For TAVR eligible patients (transcatheter aortic valve replacement) with femoral access counterindication, a new access site, extra thoracic yet percutaneous, may offer an alternative. This consists of reaching the abdominal aorta through the vena cava.
With this technique the operator enters the abdominal aorta through the vena cava by electrifying a guidewire, advancing a prepositioned aortic snare, and performing conventional TAVR through introducer sheaths.
Finally, the communication between the cava and the aorta is closed with nitinol cardiac occluders.
This technique was developed to avoid the discomfort and morbidity of established access sites, such as the transthoracic, the transapical and the transaortic.

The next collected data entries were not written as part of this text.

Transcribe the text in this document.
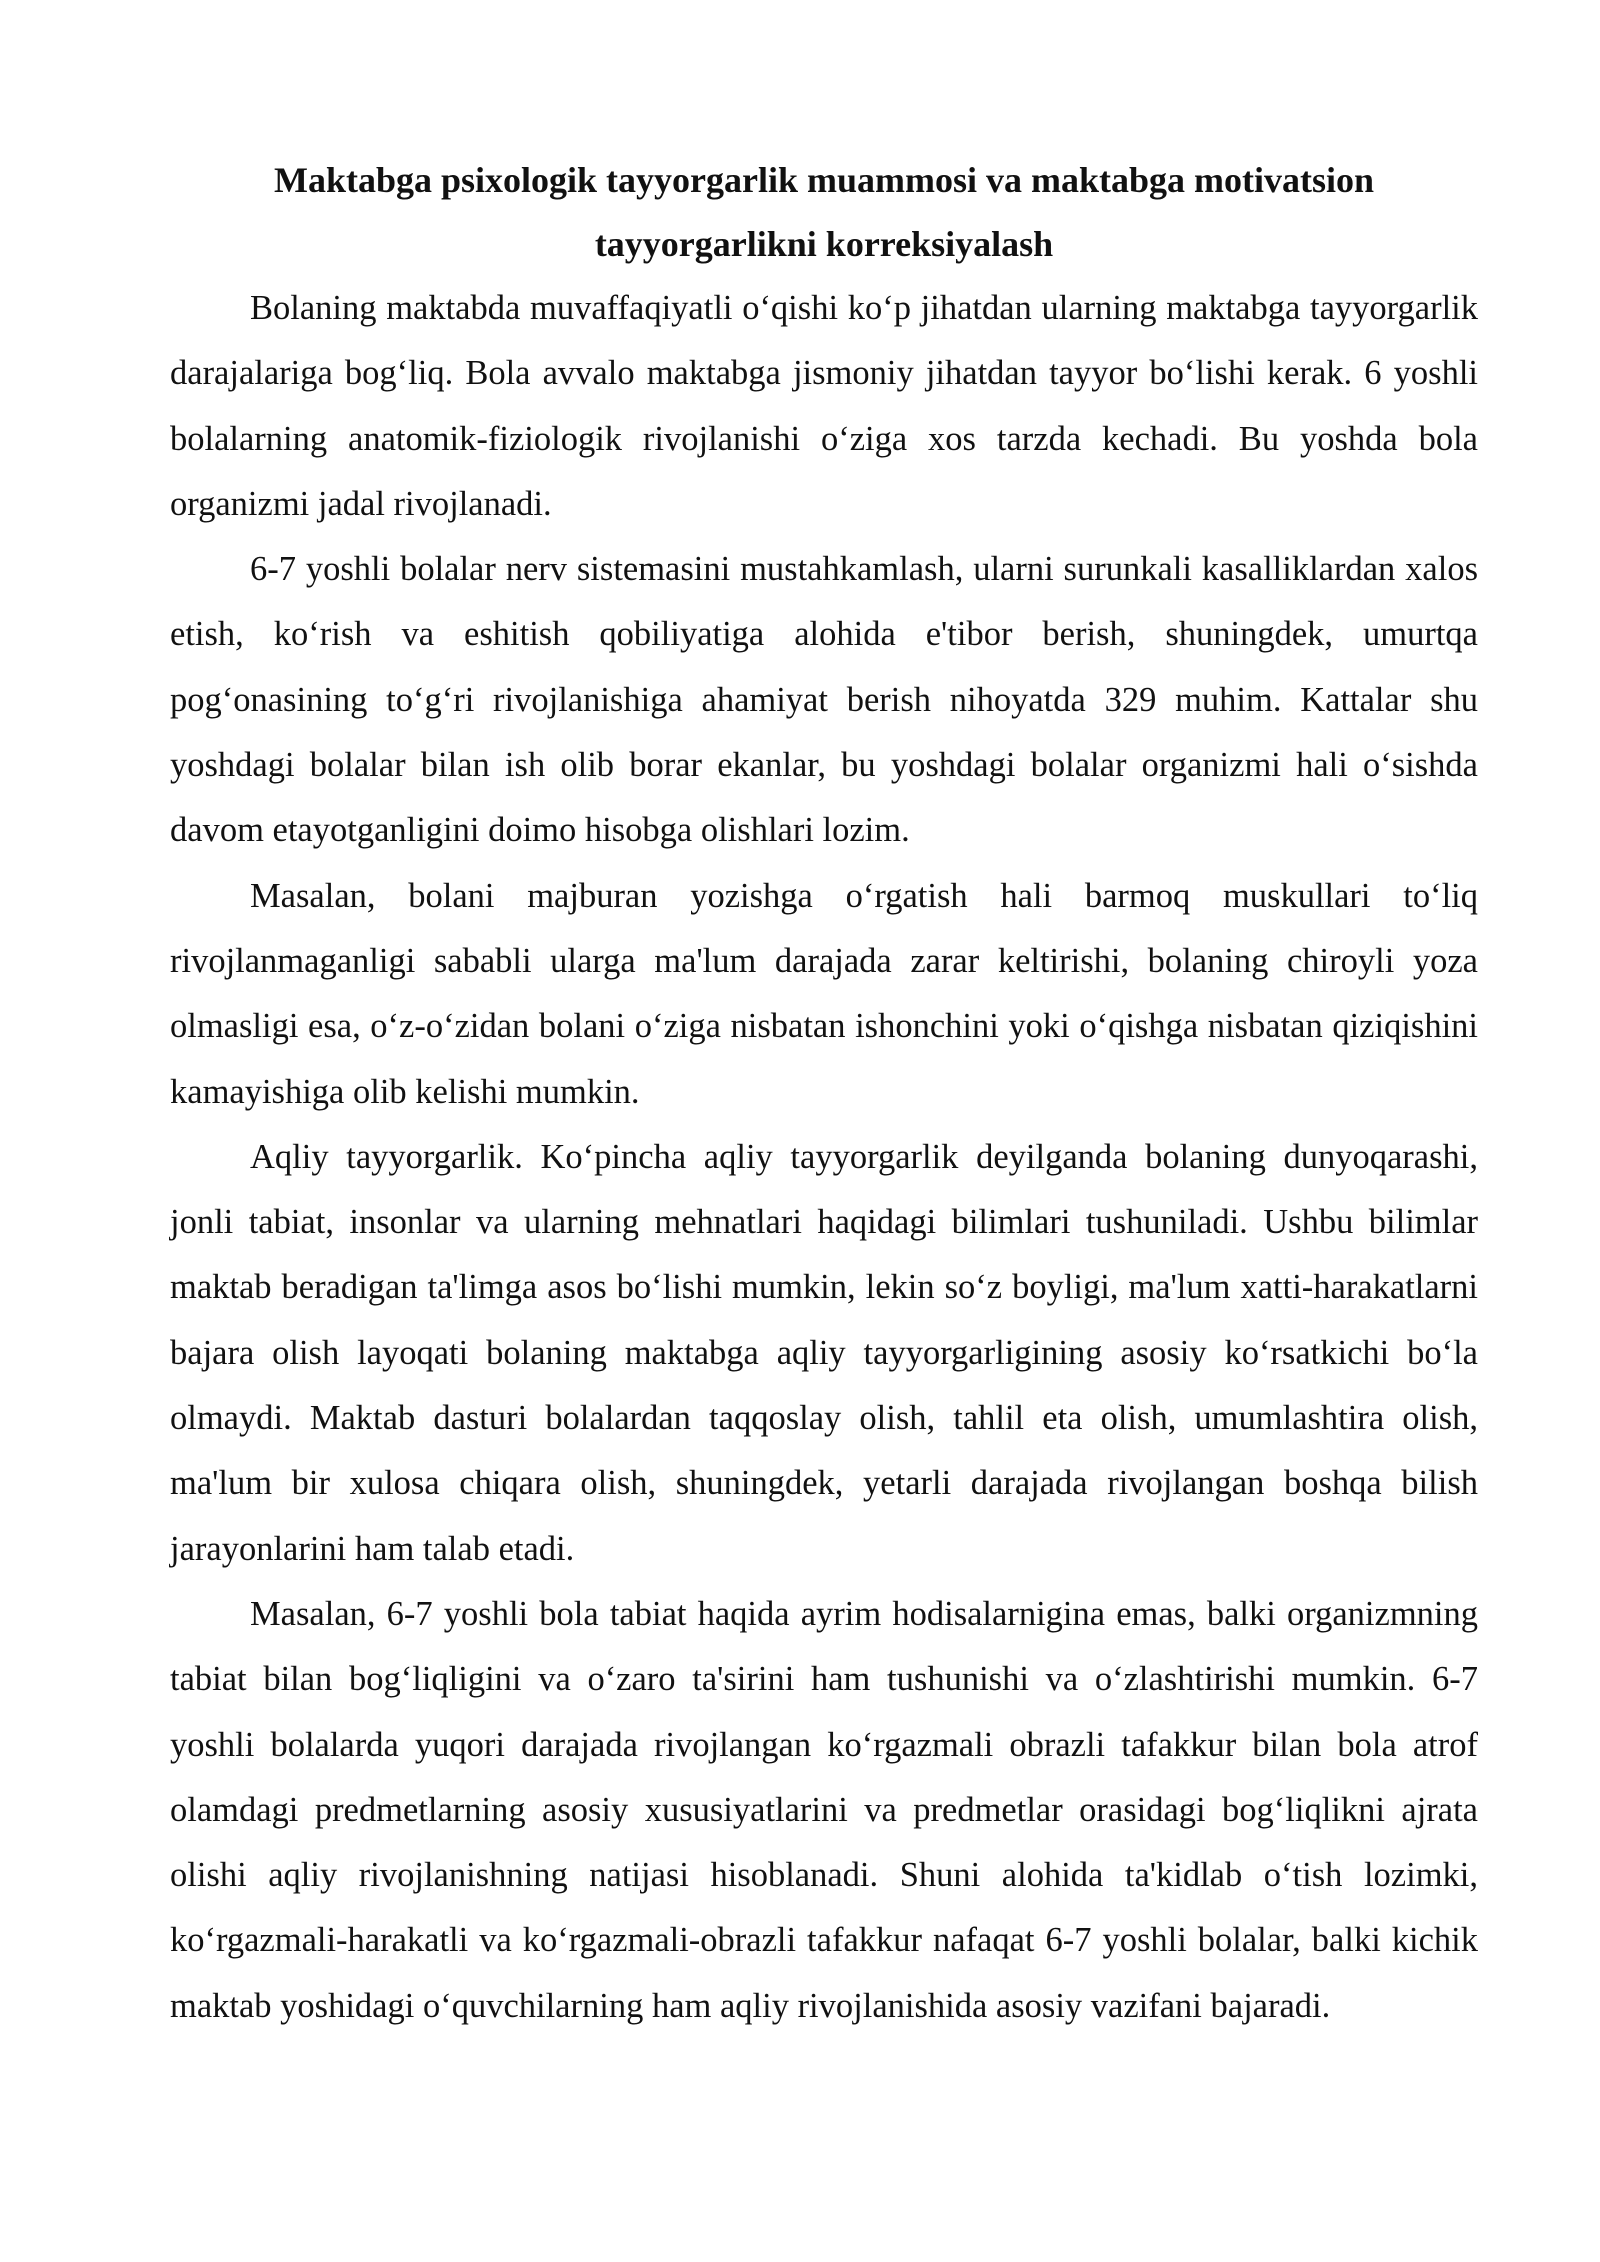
Maktabga psixologik tayyorgarlik muammosi va maktabga motivatsion
tayyorgarlikni korreksiyalash

Bolaning maktabda muvaffaqiyatli o‘qishi ko‘p jihatdan ularning maktabga tayyorgarlik darajalariga bog‘liq. Bola avvalo maktabga jismoniy jihatdan tayyor bo‘lishi kerak. 6 yoshli bolalarning anatomik-fiziologik rivojlanishi o‘ziga xos tarzda kechadi. Bu yoshda bola organizmi jadal rivojlanadi.

6-7 yoshli bolalar nerv sistemasini mustahkamlash, ularni surunkali kasalliklardan xalos etish, ko‘rish va eshitish qobiliyatiga alohida e'tibor berish, shuningdek, umurtqa pog‘onasining to‘g‘ri rivojlanishiga ahamiyat berish nihoyatda 329 muhim. Kattalar shu yoshdagi bolalar bilan ish olib borar ekanlar, bu yoshdagi bolalar organizmi hali o‘sishda davom etayotganligini doimo hisobga olishlari lozim.

Masalan, bolani majburan yozishga o‘rgatish hali barmoq muskullari to‘liq rivojlanmaganligi sababli ularga ma'lum darajada zarar keltirishi, bolaning chiroyli yoza olmasligi esa, o‘z-o‘zidan bolani o‘ziga nisbatan ishonchini yoki o‘qishga nisbatan qiziqishini kamayishiga olib kelishi mumkin.

Aqliy tayyorgarlik. Ko‘pincha aqliy tayyorgarlik deyilganda bolaning dunyoqarashi, jonli tabiat, insonlar va ularning mehnatlari haqidagi bilimlari tushuniladi. Ushbu bilimlar maktab beradigan ta'limga asos bo‘lishi mumkin, lekin so‘z boyligi, ma'lum xatti-harakatlarni bajara olish layoqati bolaning maktabga aqliy tayyorgarligining asosiy ko‘rsatkichi bo‘la olmaydi. Maktab dasturi bolalardan taqqoslay olish, tahlil eta olish, umumlashtira olish, ma'lum bir xulosa chiqara olish, shuningdek, yetarli darajada rivojlangan boshqa bilish jarayonlarini ham talab etadi.

Masalan, 6-7 yoshli bola tabiat haqida ayrim hodisalarnigina emas, balki organizmning tabiat bilan bog‘liqligini va o‘zaro ta'sirini ham tushunishi va o‘zlashtirishi mumkin. 6-7 yoshli bolalarda yuqori darajada rivojlangan ko‘rgazmali obrazli tafakkur bilan bola atrof olamdagi predmetlarning asosiy xususiyatlarini va predmetlar orasidagi bog‘liqlikni ajrata olishi aqliy rivojlanishning natijasi hisoblanadi. Shuni alohida ta'kidlab o‘tish lozimki, ko‘rgazmali-harakatli va ko‘rgazmali-obrazli tafakkur nafaqat 6-7 yoshli bolalar, balki kichik maktab yoshidagi o‘quvchilarning ham aqliy rivojlanishida asosiy vazifani bajaradi.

The primary end point was successful vena cava access and successful occluder implantation (Amplatzer Nitinol Occluder, St. Jude Medical) in absence of death or emergency surgery. This objective was reached in 98 out of the 100 patients treated in 20 different centers between 2014 and 2016.
In one patient, the operator failed to cross the guidewire and then switched to transfemoral TAVR, which complicated with an iliac artery rupture. Another patient received a coated stent instead of the occluder.
There were no periprocedural deaths or emergency surgeries. Observed complications (coronary obstruction, annulus hematoma, pacemaker need) were not associated to access site.
30 day survival rate was 92%, life threatening major bleeding rate (VARC2) was 7% and major vascular complications rate was 13%.
The physiological rationale behind this procedure would be that the venous system pressure is lower than that of the surrounding tissues, which is why the blood will always tend to go from the aorta to the vena cava, and not to the retroperitoneum.
Mean inhospital stay was 4 days (2-6), which is reasonable for this kind of procedure.
These safety findings are vital, taking into account that most centers had no experience in this kind of access.
Conclusion
The transcaval access site allows transcatheter aortic valve replacement in patients with femoral access counterindication who also make bad transthoracic access candidates.
Bleeding and vascular complications were common but acceptable, bearing in mind this cohort was high risk.
Original Title: Transcaval access and closure for transcatheter aortic valve replacement: a prospective investigation.
Reference: Greenbaum AB et al. J Am Coll Cardiol. 2016; Epub ahead of print.